Lied: Komm Heiliger Geist (EG 156)

Gebet

Herr, du umgibst uns mit einer unbändigen Schönheit, jeden Frühling neu. Du weckst die Vogelstimmen in unseren Gärten, du lässt Bienen und Hummeln um uns herum bummeln, du schenkst uns einen Vorgeschmack auf den Himmel durch all die Natur, die jedes Jahr zu neuem Leben erwacht. Mach uns wach und klar, schenk uns inneren Frieden in allem Wandel. Amen.

Psalm 66

Jauchzet Gott, alle Lande! Lobsinget zur Ehre seines Namens; rühmet ihn herrlich! Sprecht zu Gott: Wie wunderbar sind deine Werke! Deine Feinde müssen sich beugen vor deiner großen Macht. Alles Land bete dich an und lobsinge dir,lobsinge deinem Namen. SELA. Kommt her und sehet an die Werke Gottes,der so wunderbar ist in seinem Tun an den Menschenkindern. Er verwandelte das Meer in trockenes Land, sie gingen zu Fuß durch den Strom; dort wollen wir uns seiner freuen.

Amen

Ansprache

Die Osterzeit soll eine Zeit voll der Freude sein. Diese Jahreszeit dauert im Kirchenjahr immerhin 50 Tage. Also: Jubilate! Freut euch! Die Texte, die wir in dieser Zeit miteinander lesen sind die Aufmerksamkeit jedes Mal wert, denn sie stellen die selben Fragen, die uns heute noch interessieren. Ist die Auferstehung wirklich passiert? War sie tatsächlich physisch? Welchen Unterschied macht sie? Das sind mit die wichtigsten Fragen im christlichen Glauben. Bei Ostern geht es um Verwandlung: an Weihnachten begegnet uns Gott, wo wir gerade sind; an Ostern nimmt er uns aus der Verzweiflung mit hinein in die Freude. Die Predigten in dieser Kirchenjahreszeit sind ein bisschen der Versuch, auf einen Berg zu klettern um hinein in das Land zu sehen, das Gott uns einst schenken will. Ich predige zu 2. Kor, 4, 14-18.

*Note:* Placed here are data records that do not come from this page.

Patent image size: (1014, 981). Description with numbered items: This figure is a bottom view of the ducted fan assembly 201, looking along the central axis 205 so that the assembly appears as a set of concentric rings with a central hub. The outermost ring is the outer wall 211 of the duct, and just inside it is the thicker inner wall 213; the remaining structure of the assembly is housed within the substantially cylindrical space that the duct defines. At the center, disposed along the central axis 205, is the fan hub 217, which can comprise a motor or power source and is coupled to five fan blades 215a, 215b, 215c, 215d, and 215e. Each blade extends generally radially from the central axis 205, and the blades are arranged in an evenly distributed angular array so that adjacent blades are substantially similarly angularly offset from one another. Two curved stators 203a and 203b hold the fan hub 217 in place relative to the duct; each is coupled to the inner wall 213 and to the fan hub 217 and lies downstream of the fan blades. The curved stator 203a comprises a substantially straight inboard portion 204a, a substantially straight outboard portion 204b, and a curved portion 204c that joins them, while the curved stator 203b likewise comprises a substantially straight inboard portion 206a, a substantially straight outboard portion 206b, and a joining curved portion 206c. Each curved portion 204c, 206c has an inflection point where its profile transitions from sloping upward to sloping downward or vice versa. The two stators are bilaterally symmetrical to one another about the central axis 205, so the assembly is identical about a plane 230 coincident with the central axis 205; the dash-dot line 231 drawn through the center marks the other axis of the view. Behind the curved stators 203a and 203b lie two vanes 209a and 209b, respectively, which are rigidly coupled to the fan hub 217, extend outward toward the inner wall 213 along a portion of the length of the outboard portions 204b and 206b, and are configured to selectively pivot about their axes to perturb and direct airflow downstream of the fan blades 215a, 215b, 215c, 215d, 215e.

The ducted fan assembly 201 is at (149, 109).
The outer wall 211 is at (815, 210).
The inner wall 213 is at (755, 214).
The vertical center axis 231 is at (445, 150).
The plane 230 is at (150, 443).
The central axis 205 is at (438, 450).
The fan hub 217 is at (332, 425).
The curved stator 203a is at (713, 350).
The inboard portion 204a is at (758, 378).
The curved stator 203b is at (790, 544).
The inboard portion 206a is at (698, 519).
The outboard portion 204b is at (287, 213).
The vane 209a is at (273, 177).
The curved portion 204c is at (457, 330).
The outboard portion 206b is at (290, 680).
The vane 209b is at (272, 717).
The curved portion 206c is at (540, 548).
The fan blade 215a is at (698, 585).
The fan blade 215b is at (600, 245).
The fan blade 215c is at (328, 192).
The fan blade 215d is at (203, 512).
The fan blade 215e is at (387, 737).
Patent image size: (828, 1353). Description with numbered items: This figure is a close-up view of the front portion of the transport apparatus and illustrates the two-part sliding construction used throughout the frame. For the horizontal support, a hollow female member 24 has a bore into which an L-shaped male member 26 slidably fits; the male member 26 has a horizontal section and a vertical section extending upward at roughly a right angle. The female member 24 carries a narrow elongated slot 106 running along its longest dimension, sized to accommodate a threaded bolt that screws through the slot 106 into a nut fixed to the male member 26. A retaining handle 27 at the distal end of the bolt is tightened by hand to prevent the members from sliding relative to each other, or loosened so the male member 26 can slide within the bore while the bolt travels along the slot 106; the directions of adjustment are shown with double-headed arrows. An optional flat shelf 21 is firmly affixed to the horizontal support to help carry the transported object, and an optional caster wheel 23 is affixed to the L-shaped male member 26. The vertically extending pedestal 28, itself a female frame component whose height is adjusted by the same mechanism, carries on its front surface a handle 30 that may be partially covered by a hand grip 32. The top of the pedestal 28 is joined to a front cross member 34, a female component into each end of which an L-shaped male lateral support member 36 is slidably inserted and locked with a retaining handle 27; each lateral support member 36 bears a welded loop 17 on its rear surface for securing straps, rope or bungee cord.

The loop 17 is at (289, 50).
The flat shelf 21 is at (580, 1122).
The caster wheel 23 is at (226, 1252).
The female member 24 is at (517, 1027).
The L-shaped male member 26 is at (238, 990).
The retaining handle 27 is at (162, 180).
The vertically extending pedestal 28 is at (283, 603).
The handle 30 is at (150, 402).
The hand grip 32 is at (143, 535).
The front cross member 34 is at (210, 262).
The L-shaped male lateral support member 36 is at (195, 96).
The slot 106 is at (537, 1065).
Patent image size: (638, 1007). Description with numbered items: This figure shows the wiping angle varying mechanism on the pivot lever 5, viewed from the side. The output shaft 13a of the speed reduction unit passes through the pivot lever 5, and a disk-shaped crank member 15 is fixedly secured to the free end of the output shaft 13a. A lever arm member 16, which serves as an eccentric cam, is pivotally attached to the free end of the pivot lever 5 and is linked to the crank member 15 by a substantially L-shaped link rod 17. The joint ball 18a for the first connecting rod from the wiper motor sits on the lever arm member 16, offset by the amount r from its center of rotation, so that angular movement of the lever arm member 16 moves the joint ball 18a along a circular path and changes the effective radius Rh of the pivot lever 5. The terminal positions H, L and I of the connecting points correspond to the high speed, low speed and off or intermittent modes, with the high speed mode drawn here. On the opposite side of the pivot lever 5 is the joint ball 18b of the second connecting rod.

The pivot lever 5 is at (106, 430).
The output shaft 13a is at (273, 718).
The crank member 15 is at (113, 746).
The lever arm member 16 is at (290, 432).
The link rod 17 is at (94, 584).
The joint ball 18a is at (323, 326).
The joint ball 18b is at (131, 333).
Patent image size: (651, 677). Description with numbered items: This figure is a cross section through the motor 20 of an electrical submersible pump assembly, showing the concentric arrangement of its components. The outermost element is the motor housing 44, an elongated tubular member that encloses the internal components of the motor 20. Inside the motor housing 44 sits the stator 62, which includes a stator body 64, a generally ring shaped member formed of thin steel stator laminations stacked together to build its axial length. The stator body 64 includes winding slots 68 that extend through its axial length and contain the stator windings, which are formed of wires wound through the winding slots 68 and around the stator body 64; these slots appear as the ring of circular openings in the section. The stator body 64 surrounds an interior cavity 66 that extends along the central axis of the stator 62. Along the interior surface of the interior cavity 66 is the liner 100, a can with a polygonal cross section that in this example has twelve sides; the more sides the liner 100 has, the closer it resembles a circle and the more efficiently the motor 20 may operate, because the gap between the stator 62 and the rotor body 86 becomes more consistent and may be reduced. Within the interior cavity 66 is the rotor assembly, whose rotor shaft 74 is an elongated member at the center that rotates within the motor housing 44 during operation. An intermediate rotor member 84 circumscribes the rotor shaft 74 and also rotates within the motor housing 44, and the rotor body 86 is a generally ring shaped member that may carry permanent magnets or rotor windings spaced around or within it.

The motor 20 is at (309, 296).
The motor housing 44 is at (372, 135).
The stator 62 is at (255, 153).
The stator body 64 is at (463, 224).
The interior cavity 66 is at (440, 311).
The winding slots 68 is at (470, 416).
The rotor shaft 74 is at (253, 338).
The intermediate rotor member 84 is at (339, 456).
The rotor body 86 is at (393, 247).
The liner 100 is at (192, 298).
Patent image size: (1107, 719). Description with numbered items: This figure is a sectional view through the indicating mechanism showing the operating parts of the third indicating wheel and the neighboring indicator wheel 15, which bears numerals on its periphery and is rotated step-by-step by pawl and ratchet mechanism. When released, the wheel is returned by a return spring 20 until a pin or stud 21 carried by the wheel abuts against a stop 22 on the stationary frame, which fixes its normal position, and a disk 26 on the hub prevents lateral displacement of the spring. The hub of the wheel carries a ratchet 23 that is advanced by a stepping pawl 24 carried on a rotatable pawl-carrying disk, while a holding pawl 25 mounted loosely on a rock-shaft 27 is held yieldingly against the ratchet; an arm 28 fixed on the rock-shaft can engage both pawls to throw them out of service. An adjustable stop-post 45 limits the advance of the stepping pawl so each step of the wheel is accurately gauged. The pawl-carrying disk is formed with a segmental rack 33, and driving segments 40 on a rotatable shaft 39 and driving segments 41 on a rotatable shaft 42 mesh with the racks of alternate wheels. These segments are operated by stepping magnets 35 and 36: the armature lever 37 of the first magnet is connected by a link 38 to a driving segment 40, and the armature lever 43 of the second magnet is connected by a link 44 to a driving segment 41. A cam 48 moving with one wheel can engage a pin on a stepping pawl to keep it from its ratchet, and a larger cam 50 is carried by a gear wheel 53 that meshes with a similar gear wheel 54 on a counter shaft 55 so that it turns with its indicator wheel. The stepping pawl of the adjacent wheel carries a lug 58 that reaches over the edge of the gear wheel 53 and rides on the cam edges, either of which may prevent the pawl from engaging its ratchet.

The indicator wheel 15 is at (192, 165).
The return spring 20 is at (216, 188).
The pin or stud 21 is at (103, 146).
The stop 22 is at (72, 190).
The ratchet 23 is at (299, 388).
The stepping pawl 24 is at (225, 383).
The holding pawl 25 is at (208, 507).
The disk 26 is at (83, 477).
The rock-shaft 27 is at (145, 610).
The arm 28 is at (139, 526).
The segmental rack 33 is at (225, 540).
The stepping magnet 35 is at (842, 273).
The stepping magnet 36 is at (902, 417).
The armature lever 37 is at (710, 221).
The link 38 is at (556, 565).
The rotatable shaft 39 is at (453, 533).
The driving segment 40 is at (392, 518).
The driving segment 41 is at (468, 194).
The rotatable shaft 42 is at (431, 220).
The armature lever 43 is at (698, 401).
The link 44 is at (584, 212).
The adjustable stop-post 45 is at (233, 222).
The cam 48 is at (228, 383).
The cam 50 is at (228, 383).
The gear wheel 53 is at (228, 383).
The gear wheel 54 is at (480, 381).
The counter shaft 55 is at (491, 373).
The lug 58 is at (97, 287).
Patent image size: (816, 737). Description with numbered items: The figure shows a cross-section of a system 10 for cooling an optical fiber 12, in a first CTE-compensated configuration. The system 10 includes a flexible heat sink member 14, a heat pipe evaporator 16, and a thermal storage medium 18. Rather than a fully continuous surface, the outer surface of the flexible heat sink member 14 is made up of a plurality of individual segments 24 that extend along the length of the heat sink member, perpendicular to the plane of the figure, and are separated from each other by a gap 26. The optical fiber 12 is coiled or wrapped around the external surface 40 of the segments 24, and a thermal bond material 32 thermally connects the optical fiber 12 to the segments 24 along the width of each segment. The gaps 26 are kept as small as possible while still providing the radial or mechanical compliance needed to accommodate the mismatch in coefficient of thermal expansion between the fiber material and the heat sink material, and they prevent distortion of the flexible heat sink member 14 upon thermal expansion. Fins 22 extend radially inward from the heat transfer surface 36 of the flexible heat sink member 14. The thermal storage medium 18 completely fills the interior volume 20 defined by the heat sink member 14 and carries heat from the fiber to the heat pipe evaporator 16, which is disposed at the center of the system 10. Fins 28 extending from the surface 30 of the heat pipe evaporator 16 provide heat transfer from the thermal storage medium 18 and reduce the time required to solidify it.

„denn wir wissen, dass der, der den Herrn Jesus auferweckt hat, wird uns auch auferwecken mit Jesus und wird uns vor sich stellen samt euch. Denn es geschieht alles um euretwillen, auf dass die Gnade durch viele wachse und so die Danksagung noch reicher werde zur Ehre Gottes.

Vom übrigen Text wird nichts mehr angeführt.